Before delving into distributed and data parallelism, some background knowledge about distributed training is needed . There are basically two different forms of distributed training in common use today : 数据并行化and 模型并行化.

  1. In data parallelization, the model training job is divided on the data . Each GPU in the job receives its own independent batch slice of data . Each GPU uses this data to compute gradient updates independently . For example, if you were to use two GPUs and a batch size of 32, one GPU would handle the forward and backward pass of the first 16 records, and the second handle the backward and forward pass of the next 16 records. These gradient updates are then synchronized across GPUs, averaged together , and finally applied to the model (the synchronization step is technically optional, but theoretically faster asynchronous update strategies are still an active area of ​​research).
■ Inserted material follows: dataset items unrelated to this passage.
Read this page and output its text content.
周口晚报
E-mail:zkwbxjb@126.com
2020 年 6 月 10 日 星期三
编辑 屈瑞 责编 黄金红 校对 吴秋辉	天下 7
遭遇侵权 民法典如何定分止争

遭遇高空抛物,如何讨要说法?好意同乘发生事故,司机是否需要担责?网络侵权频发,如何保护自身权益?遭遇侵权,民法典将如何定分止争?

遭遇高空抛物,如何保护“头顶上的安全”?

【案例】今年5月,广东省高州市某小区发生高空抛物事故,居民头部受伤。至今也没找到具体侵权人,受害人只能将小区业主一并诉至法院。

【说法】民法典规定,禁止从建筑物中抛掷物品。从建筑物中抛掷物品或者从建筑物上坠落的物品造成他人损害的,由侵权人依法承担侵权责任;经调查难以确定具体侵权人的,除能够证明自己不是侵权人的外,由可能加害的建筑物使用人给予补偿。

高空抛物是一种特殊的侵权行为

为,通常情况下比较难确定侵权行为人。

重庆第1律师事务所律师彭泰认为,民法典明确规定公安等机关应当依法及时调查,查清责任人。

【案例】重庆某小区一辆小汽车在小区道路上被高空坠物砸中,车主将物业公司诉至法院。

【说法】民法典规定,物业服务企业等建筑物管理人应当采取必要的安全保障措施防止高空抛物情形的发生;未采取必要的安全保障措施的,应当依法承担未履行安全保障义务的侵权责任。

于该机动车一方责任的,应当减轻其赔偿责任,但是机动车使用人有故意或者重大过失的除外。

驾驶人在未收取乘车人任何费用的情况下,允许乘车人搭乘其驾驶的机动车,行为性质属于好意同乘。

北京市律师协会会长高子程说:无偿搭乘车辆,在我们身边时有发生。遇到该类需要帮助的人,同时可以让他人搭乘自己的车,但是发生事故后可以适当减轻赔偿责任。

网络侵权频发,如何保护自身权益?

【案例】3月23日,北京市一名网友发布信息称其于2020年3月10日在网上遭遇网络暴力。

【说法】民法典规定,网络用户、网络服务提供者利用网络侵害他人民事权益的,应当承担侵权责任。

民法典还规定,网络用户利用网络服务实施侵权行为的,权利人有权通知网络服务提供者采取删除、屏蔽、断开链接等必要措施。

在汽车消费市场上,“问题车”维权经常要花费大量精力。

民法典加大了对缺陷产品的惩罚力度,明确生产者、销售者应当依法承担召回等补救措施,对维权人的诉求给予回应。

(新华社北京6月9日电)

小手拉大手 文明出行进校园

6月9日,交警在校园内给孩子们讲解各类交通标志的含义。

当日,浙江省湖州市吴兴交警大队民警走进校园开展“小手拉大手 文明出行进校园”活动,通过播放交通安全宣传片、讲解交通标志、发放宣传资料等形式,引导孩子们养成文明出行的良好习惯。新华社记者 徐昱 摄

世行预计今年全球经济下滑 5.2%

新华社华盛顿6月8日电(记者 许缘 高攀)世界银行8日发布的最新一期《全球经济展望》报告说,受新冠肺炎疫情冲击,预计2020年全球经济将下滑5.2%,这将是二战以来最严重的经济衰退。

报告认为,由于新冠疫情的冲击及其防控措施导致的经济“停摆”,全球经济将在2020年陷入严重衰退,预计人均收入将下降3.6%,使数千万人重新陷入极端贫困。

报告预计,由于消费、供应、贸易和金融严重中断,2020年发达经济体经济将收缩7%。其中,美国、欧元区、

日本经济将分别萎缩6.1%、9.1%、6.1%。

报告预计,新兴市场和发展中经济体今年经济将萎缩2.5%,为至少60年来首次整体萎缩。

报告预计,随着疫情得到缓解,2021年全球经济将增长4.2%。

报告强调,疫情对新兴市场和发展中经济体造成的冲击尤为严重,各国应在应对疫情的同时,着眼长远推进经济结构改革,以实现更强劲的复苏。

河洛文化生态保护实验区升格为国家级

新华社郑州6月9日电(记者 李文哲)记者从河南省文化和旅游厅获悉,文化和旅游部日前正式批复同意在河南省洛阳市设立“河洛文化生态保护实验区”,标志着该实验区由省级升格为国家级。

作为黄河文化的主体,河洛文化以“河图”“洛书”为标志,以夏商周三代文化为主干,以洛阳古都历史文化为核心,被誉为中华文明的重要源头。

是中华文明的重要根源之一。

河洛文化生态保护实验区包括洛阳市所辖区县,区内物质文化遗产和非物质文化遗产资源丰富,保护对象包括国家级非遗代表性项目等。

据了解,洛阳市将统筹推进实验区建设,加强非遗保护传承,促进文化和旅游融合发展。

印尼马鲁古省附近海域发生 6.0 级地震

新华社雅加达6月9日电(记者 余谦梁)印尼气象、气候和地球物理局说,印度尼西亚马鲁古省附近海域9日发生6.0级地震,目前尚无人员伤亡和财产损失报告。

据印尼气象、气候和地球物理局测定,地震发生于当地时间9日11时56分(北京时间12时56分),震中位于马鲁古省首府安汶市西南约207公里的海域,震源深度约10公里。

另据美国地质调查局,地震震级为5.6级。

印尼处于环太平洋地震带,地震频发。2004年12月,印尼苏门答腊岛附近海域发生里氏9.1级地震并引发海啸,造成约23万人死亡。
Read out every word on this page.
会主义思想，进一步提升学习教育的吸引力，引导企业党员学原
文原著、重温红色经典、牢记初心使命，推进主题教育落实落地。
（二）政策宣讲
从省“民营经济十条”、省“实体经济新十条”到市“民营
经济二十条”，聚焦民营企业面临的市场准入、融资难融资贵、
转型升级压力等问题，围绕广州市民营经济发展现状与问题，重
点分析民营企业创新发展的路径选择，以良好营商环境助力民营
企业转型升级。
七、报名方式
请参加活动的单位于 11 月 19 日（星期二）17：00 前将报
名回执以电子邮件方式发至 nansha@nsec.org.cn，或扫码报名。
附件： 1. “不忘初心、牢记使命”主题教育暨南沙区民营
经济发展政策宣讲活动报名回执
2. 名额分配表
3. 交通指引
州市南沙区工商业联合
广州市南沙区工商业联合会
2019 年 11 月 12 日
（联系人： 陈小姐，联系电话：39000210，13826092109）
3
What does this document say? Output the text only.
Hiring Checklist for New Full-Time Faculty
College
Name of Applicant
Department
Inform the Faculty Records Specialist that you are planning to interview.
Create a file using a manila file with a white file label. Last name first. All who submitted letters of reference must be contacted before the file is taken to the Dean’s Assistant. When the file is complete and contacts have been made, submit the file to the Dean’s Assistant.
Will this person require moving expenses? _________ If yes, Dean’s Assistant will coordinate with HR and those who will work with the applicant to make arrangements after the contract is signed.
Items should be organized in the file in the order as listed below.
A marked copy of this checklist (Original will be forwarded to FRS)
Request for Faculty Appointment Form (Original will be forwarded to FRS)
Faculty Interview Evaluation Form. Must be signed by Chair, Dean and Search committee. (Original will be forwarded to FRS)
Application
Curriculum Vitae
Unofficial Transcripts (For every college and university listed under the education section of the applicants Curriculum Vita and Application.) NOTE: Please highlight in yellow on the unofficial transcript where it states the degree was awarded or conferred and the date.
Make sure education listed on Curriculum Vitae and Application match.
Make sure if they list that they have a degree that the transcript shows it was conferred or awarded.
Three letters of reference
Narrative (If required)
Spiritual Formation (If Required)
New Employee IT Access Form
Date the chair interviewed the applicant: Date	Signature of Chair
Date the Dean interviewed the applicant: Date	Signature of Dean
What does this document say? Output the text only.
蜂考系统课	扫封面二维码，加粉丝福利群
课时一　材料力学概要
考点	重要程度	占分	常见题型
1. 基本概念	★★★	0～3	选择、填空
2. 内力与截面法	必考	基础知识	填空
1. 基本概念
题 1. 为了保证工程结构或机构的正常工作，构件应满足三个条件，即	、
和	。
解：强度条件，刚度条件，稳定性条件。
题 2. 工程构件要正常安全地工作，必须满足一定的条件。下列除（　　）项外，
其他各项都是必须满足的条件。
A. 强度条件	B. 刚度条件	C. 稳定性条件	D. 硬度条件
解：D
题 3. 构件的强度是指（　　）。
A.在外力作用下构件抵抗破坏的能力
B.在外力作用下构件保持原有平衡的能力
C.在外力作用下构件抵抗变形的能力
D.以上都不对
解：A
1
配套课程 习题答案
  2. In model parallelization, the model training job is divided on the model . Each GPU at work receives a slice of the model , i.e. a subset of its layers. For example, one GPU is responsible for its output header, another for the input layer, and another for the hidden layer in between.

While both techniques have their pros and cons, data parallelization is easier to implement of the two (it doesn't require knowledge of the underlying network architecture), so this strategy is usually tried first (these techniques can also be combined, e.g. at the same time using model and data parallelization, but this is an advanced topic not covered here).

Note: This article is an introduction to the DistributedDataParallel parallel API, so the details of model parallelization will not be discussed further.

How Data Parallel Works

The first widely adopted data parallel technique was the parameter server strategy in TensorFlow. This feature is actually earlier than the first version of TensorFlow, as early as 2012, Google's internal predecessor DistBelief has been implemented. This strategy is well illustrated in the figure below:
data parallelism
In the parameter server strategy, the number of worker and parameter processes is variable, and each worker process maintains its own independent copy of the model in GPU memory . The gradient update is calculated as follows:

  1. After receiving the start signal, each worker process accumulates gradients for its specific batch slice.
  2. These workers send updates to the parameter server in a fan-out fashion.
  3. Parameter servers wait until they have all worker updates , and then average the gradients for the portion of the parameter space they are responsible for gradient updates .
  4. Gradient updates are distributed across the workers, and they are summed up and applied to a copy of the model weights in memory (thus keeping the worker models in sync).
  5. Once each worker has the updates applied, a new batch of training can begin.

While easy to implement, this strategy has some major limitations . The most important point is that each additional parameter server requires n_workers extra network calls at each synchronization step —an O(n) complexity cost. The overall speed of computation is dependent on the slowest connection , so large-parameter server-based model training jobs are very inefficient in practice, pushing network GPU utilization to 50% or below.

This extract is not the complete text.